On a recent Saturday morning, Linda and I met with the staff at a local hospice and checked my mother into a private room, a quiet and sunlit place that we understood was where she would take her last breath. Hovering in a coma since the previous weekend, she'd collapsed with a stroke on Sunday afternoon, spent several days in a critical care ward, with hopes she'd somehow bounce back. At 87, she'd held a reputation as a tough old bird, but the time for tough had run out. On the brink of renal failure and paralyzed completely on at least half of her body, she was now presumed never to awaken, or even live out the week.

Earlier, when the decision to withdraw feeding and fluid tubes was finally made, Mom was unplugged from her tangle of plastic tubes, scopes, probes and cables and set free to lean her head back and snore like a logger, as was her style, this time in the numbing embrace of a morphine IV drip.

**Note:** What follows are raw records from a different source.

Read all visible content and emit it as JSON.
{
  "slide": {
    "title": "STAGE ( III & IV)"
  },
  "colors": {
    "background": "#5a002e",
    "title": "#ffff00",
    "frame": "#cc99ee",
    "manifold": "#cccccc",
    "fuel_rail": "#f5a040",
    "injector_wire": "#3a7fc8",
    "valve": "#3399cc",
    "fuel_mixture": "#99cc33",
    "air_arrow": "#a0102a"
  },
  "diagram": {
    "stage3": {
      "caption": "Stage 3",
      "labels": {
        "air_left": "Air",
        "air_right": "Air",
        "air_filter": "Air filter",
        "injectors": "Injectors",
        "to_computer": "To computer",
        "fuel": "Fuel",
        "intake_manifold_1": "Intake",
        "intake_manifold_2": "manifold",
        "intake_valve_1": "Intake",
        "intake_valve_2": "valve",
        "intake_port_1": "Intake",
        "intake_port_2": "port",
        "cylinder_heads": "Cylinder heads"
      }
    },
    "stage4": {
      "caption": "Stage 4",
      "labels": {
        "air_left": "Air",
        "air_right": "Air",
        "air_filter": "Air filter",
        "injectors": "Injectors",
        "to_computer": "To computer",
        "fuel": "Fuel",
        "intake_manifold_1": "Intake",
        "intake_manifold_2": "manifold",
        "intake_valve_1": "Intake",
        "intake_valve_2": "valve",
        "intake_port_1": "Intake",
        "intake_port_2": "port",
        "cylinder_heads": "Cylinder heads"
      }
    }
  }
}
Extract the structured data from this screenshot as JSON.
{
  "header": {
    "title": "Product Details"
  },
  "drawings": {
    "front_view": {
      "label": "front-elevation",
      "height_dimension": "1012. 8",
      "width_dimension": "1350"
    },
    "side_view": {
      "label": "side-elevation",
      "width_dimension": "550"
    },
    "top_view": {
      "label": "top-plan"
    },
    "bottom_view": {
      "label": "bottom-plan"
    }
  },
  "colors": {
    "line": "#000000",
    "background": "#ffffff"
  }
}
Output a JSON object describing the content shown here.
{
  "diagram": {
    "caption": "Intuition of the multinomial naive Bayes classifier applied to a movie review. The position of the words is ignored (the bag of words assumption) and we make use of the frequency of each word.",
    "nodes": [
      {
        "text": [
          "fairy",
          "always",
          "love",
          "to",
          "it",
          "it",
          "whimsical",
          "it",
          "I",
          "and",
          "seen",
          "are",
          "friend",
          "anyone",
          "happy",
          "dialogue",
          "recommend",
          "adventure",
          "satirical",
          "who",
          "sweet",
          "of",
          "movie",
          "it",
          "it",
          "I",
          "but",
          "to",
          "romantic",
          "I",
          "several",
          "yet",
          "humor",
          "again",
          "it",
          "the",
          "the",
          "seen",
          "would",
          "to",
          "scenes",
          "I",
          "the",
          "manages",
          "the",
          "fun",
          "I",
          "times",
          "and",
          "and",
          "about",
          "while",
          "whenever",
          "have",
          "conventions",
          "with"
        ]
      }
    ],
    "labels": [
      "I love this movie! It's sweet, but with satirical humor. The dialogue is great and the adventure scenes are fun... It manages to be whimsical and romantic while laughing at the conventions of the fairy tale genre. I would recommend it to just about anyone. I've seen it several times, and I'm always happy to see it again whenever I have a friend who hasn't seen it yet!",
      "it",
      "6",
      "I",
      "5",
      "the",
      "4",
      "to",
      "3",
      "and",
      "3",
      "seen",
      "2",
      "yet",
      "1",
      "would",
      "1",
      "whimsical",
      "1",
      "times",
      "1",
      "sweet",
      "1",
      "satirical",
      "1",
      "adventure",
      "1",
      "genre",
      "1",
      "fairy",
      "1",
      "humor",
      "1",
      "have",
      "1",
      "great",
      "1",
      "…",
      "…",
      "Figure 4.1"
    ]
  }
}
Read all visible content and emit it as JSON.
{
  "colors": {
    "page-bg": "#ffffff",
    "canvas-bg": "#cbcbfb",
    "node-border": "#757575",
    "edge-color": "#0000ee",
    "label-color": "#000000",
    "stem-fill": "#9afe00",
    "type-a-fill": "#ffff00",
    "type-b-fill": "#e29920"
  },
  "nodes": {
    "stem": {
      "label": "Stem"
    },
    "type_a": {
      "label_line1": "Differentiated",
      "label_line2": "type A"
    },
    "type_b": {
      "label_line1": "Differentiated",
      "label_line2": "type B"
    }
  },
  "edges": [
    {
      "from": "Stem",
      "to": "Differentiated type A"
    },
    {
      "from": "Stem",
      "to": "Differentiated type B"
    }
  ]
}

During a long week in her hospital room, my brother Rog, Staci and I exchanged remembrances, do-it-yourself tips and hour after hour of topics ranging from my mother's current breathing rate, to HBO On-Demand, bargain gasoline, back exercises, best vacation stories and back again. We sought comfort in each other and the common thoughts and events of the everyday. Doubtless in countless rooms surrounding us in all directions, others were relating similar tales, and under similar circumstances.

Her gray head braced by a stiff pillow, the three of gazed silently at the woman between us: perilously near the edge of the past-tense, here was a helpless figure that for each of us at a given time had once been the bright center of our respective universe.

That same week, in the course of a regular-scheduled hour with my therapist, death was naturally the main topic. My summation came in the form of a childhood memory: when I was nine or ten and we lived in Burlington, I'd often ride my bike to the small park across the street from the city library. Here, I would sit and imagine how wonderful it would be when the carnival would return in June, and set up their show on this very lot. On one of these afternoons I looked up from my swing and saw my brother's '53 Ford sedan - canary yellow with a black top - heading up the street, just across the playfield. Mom was driving, alone and at the wheel, window rolled down, and when she spotted me she threw her arm out the window and flapped it in a tall arch, all with a huge, happy smile. As if it was the happiest day of her life. Back those days her hair was a rich, dark brown and her lipstick an impossibly bright red. Beauty, laughing. That image of her through the window, waving and waving with that big smile, in the old Ford, that picture is still as clear as if it had happened a few moments ago. At that same instant, the moment when I raised my hand to wave back, was when I also suddenly realized that She will die someday. She, my mother. Will die.

I lingered on my swing and let it in sink in, and then cried. As every child must discover, it was true.

On Friday morning, having shared the week in Mom's Hospital room, Stacy flew back to her home in Frisko, Texas. The evening just before, this most beloved granddaughter had slept in the chair next to Mom's bed for the entire night, their hands entwined in a familiar fashion, but for a last time.

Two day later, at the hospice, I gingerly combed my mother's hair and left for short trip to the local supermarket, then headed home. When the phone rang a few minutes later, I was surprised to hear the caller announce herself to be Resa, a hospice nurse we had met only an hour or two earlier. My mother had just passed away, she reported.

Whatever goodbyes were coming, had all been made.